Just curious, were you still losing weight while doing this? I would think a single 12k meal per week would put you at maybe 9k above maintenance for that day, which means during the other six days you’d need to be 1.5k below maintenance or more, just to stay even. Another .5k or so a day to lose even a pound a week, which puts you at 1000 calories a day to lose that pound. So yes, a single huge cheat meal per week does affect you, and can completely prevent any progress.

[quote]hungry4more wrote:
traineee wrote:
But when I left the restaurant, gosh, I simply couldn’t resist my temptations and…

I know it’s embarrassing to just give out like this…

I followed V-Diet to a T while I was on it, but on a regular solid food diet, I simply couldn’t reproduce the self-discipline.

Please please PLEASE, give me some sound advice, or even lecture if need be. I simply can’t overcome the devilish, gluttony side of me.

This is a lecture.

Look at your attitude.

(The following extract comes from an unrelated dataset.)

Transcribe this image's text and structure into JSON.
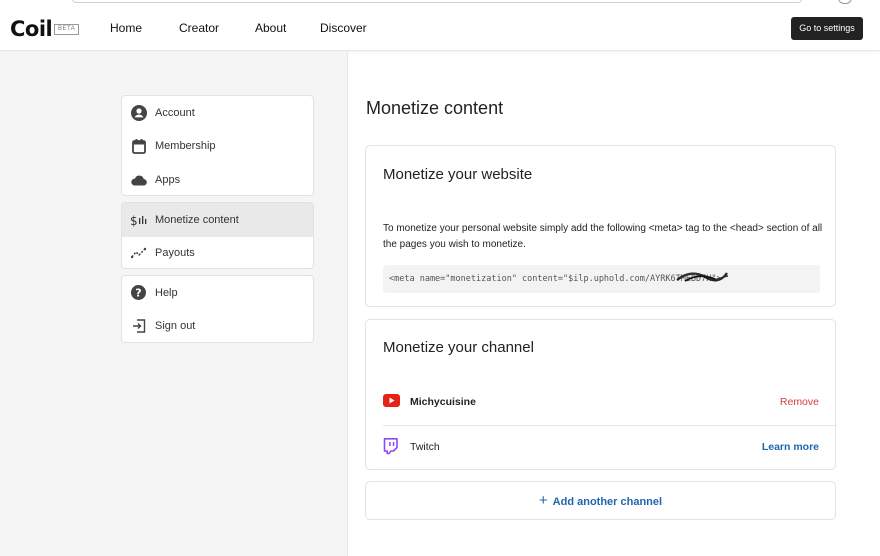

You’ve convinced yourself you can’t change, that you don’t have control over yourself, that you “can’t” overcome these bad habits that are ruining your dieting. If you believe you will fail, you will. So cut it out. You can and WILL be stronger than this, your problem is that you don’t believe you can. Stop taking the easy way out and telling yourself it isn’t your fault, because it is. Take responsibility for your actions, beat yourself up over it.

Look at your food like this; every good meal brings you closer to your goals, a lean, strong, healthy body. Conversely, every cheat meal takes you farther away from those very goals. Think about how much time, effort and money you’ve put into your diet, and how much blood and sweat you’ve invested in the gym. Think about it every time you want to cheat. Is it worth it? What’s really more important here, dieting down, or eating some food that will taste good for a couple seconds?

I dare you to not binge for the next 6 months. I’ll hold you accountable if you want, via pm, or come and post in the brotherhood of iron thread in the bodybuilding forum, and you’ll have 7 or 8 of us that will hold you to your goals.

-hungry[/quote]

I want to do as you say and post in the brother hood of iron threat. Binge eating destroyed my physique.